Sonuç olarak, öğrenci ailelerinin neredeyse yarısına yakınının (%49.2) ilköğretim mezunu bile olmadığı, ilköğretime başlamamış olan 6 yaşından küçük çocukların yoksulluk riskinin % 24,04 olduğu, kırsal yerlerde yaşayanların yoksulluk riskinin kentsel yerlerde yaşayanlardan daha fazla olduğu, en yoksul refah düzeyindeki hanelerde yer alan erkeklerin yüzde 35’inin, kadınların ise yüzde 60’ının ya hiç eğitim almamış ya da ilkokulu bitirmemiş olduğu (TUİK, 2011), eğitim düzeyinin hane halkı refah düzeyine paralel olarak artmakta olduğu, hane halkı büyüdükçe refah düzeyinin düştüğü düşünüldüğünde, Türkiye’de önemli oranda ilköğretim öğrencinin sosyoekonomik açıdan bir çok olumsuzluk ile karşı kaşıya olduğu ve ilköğretim öğrencileri arasında sosyoekonomik yönden derin uçurumların olduğu söylenebilir.

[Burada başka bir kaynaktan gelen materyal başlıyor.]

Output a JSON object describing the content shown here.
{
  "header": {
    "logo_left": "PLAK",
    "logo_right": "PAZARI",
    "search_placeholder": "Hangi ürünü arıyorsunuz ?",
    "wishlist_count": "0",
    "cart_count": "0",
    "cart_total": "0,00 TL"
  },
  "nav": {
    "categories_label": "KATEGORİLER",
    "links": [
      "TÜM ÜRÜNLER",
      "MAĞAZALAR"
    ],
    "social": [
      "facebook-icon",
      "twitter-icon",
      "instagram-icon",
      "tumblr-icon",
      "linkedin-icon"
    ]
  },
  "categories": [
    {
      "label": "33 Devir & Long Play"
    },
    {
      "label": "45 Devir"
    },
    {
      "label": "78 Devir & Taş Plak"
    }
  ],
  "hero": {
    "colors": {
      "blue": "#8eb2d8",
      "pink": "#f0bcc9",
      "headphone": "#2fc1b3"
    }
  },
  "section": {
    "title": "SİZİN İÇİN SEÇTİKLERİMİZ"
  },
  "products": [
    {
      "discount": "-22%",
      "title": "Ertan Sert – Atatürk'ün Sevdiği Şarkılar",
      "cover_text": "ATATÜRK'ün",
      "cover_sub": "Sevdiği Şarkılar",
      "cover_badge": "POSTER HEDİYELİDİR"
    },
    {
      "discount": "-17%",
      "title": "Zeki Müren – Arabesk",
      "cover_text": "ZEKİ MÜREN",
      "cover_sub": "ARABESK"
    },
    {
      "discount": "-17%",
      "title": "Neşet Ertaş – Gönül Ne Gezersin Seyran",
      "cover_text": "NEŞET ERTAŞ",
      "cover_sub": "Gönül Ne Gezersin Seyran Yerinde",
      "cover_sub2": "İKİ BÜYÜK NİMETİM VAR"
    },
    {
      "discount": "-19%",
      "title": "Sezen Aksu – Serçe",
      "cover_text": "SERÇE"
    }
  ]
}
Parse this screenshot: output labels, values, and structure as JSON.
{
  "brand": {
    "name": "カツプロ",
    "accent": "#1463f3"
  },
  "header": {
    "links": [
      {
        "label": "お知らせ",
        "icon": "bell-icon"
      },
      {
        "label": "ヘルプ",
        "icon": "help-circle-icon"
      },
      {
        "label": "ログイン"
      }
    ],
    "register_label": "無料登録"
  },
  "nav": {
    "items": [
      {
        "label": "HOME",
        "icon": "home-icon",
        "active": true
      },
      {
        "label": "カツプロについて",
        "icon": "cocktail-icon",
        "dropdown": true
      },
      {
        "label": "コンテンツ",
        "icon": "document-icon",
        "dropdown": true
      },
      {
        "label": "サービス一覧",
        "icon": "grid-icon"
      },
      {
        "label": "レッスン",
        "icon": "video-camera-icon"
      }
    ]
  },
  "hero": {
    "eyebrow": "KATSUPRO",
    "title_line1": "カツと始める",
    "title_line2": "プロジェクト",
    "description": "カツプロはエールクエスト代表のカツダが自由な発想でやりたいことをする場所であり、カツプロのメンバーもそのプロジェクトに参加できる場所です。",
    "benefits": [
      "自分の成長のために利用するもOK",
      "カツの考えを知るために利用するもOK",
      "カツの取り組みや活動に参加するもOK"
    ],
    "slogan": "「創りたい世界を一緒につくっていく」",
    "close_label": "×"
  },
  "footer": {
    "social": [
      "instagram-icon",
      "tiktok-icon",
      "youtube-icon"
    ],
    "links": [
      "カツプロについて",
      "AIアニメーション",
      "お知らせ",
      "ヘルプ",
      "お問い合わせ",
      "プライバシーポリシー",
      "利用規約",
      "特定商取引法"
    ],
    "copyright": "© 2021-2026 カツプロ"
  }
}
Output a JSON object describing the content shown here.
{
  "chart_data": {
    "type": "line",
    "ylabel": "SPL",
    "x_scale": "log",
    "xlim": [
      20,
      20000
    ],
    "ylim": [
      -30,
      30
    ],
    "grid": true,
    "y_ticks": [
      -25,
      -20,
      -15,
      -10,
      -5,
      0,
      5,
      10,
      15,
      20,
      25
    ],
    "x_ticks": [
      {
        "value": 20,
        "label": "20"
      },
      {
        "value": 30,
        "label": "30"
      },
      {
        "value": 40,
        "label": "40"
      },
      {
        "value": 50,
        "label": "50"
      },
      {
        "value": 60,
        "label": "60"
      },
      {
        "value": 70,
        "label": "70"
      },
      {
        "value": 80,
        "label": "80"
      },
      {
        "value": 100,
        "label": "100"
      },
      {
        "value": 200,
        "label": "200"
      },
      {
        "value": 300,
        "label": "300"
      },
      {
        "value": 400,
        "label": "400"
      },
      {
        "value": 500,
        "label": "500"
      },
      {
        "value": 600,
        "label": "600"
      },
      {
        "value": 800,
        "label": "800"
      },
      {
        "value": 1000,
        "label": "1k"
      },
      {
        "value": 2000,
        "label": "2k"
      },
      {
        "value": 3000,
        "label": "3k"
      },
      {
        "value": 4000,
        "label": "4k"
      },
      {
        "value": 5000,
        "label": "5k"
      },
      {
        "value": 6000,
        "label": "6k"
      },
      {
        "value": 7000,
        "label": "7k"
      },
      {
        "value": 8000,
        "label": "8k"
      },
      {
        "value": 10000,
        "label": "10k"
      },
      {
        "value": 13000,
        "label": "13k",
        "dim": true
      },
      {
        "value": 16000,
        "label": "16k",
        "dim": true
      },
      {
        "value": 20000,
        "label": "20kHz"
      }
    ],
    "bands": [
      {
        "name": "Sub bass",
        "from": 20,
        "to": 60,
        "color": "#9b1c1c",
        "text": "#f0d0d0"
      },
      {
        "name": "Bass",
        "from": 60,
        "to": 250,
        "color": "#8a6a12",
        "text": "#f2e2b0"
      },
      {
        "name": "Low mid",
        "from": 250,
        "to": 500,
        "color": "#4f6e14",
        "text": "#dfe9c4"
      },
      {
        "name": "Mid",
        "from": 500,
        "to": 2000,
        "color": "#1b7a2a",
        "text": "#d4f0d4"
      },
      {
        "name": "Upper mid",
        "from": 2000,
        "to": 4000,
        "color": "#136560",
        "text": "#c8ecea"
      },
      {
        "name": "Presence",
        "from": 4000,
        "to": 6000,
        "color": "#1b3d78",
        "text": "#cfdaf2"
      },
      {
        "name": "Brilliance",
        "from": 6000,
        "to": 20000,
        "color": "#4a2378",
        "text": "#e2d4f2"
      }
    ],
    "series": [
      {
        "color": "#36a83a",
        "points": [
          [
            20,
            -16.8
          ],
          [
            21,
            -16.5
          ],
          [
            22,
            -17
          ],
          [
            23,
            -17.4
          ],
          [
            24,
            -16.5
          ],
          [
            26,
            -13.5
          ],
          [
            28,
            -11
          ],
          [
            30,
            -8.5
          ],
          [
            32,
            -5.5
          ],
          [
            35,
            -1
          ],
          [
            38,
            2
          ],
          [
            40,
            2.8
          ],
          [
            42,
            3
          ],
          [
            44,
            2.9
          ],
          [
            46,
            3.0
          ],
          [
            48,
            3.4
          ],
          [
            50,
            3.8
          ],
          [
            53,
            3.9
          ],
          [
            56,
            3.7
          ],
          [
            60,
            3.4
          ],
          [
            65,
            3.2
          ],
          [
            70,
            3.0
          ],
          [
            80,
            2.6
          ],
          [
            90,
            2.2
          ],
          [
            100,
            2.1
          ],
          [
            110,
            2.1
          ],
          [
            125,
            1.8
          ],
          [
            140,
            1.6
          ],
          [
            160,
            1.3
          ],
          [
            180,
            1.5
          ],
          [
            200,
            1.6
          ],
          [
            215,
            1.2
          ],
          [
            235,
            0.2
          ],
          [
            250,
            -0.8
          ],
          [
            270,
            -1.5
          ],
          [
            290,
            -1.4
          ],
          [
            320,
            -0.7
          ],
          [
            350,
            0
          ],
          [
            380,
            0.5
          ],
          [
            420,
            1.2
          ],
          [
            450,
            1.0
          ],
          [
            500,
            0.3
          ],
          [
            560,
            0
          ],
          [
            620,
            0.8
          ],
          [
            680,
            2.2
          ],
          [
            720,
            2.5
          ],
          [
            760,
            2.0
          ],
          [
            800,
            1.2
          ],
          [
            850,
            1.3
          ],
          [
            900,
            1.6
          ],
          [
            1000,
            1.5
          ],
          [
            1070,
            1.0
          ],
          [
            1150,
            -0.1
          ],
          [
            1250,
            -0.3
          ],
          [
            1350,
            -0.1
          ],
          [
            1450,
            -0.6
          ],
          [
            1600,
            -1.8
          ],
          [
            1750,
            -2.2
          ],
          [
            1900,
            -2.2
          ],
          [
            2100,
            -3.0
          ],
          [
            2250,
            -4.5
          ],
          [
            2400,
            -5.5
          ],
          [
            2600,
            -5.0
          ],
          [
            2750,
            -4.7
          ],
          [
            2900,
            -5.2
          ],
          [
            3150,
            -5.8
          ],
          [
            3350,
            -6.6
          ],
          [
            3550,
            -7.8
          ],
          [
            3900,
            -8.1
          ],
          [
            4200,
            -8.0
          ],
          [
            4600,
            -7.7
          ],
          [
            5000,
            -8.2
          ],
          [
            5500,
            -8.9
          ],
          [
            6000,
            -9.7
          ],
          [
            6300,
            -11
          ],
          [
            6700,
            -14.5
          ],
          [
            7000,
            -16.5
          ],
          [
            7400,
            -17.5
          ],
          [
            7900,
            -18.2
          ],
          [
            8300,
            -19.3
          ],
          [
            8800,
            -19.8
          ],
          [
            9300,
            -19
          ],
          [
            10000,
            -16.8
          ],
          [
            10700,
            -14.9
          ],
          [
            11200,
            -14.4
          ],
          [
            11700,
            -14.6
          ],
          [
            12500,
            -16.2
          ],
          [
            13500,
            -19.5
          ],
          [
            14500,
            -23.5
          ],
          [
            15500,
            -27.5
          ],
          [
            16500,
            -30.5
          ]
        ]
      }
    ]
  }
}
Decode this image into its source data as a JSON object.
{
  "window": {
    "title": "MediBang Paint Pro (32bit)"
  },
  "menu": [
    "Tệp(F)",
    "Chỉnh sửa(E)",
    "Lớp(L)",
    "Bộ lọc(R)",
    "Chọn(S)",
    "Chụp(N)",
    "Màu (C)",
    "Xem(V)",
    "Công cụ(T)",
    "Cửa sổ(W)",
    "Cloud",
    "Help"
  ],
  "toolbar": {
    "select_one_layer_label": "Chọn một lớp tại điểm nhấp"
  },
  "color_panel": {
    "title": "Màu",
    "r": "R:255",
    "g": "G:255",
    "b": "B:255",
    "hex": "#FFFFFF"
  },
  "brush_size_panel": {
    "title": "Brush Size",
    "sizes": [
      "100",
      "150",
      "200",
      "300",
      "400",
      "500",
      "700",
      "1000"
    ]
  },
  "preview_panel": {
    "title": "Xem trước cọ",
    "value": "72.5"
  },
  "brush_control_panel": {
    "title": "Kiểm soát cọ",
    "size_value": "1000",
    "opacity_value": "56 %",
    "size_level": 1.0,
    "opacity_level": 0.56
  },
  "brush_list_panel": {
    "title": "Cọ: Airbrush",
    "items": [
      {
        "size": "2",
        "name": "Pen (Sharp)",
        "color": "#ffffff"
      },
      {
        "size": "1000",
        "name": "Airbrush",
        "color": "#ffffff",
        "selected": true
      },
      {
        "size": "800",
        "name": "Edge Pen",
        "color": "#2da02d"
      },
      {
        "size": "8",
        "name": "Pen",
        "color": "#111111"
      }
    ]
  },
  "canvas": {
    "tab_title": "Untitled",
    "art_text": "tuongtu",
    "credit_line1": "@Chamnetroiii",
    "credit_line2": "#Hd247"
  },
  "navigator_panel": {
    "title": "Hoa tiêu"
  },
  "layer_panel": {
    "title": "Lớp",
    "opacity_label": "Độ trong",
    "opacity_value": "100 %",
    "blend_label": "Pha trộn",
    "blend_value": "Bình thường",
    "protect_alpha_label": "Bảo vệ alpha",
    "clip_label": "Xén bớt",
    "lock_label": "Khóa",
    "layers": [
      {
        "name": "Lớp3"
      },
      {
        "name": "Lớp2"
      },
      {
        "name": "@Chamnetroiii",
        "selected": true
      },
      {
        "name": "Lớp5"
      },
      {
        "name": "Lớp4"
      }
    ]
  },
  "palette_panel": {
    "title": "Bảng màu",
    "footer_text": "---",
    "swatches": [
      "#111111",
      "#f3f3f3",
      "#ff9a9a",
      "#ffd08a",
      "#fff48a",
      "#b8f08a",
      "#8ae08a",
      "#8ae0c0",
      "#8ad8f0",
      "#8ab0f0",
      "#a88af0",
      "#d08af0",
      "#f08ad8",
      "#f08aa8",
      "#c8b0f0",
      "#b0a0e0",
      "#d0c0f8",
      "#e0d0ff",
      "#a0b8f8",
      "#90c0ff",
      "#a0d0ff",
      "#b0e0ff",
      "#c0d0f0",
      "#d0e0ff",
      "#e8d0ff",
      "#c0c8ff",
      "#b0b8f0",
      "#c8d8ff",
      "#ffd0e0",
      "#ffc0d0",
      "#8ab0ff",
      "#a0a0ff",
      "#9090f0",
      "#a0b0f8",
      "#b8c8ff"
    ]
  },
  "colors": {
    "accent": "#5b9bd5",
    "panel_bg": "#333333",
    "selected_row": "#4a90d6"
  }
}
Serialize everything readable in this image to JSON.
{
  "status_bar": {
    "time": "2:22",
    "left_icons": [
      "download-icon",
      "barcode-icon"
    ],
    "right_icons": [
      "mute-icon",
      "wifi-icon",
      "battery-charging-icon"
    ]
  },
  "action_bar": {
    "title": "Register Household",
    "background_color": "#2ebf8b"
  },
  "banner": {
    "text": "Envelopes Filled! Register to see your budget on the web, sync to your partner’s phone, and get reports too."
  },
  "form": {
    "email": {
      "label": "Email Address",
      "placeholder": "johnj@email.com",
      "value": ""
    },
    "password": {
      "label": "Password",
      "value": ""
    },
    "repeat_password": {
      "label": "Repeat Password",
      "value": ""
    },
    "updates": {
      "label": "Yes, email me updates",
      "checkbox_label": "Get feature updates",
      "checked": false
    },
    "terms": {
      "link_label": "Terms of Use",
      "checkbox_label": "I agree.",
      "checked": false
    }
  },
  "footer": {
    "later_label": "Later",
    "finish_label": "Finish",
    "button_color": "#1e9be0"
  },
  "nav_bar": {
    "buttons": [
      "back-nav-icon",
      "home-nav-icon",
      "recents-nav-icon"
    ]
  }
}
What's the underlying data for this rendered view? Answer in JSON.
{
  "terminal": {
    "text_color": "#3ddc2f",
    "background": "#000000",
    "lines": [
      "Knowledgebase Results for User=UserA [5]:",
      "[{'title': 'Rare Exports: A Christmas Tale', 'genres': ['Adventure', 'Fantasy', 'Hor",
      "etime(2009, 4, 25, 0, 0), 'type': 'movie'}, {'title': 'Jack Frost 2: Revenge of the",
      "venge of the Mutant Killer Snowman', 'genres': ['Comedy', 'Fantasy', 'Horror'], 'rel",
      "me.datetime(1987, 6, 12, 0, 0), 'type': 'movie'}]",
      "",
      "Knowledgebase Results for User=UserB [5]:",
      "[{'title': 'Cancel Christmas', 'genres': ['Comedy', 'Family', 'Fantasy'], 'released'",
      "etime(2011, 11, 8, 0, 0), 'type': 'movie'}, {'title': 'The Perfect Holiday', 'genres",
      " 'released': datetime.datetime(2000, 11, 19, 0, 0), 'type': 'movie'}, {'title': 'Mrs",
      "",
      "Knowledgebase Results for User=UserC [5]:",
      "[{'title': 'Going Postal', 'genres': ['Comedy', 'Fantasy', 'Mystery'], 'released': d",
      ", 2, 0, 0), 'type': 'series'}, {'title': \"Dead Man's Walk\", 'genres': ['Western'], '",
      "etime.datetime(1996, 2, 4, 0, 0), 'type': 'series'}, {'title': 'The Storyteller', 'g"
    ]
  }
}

Nitekim son PISA raporuna göre, Türkiye’de ekonomik sosyokültürel statü endeksinin

en alt çeyreğinde bulunan öğrenciler ile en üst çeyreğinde bulunan öğrenciler arasındaki başarı uçurumu OECD ülkelerinden daha derindir. OECD’de başarı uçurumu ortalama 88 puanken Türkiye’de 92 puandır. Üstelik bu durum Türkiye’de puanlar arasındaki farklılaşma OECD ortalamasından az olmasına rağmen ortaya çıkmaktadır. Diğer bir deyişle, Türkiye’de öğrenciler arasındaki puan farklılaşması daha az olmasına rağmen bu farklılaşmanın sosyoekonomik kökenle bağlantısının daha güçlüdür (ERG, 2010a).

Türkiye’de öğrenci başarısındaki farklılaşmanın % 19’u doğrudan öğrenciler arasındaki ekonomik sosyokültürel statü farklarıyla açıklanmaktadır. Bu, Macaristan ve Belçika’dan sonra OECD ülkeleri arasındaki en yüksek değerdir. Ayrıca bu değer 2006’da % 13,1 iken 2009’da 6 puan yükselmiştir. Sosyoekonomik kökenin öğrenci başarısı üzerindeki tüm etkisini silmek kısa vadede olası gözükmese de, Türkiye’de eğitim sisteminin bu etkiyi hafifletmeyi başaramadığı ortaya çıkmaktadır (ERG, 2010a).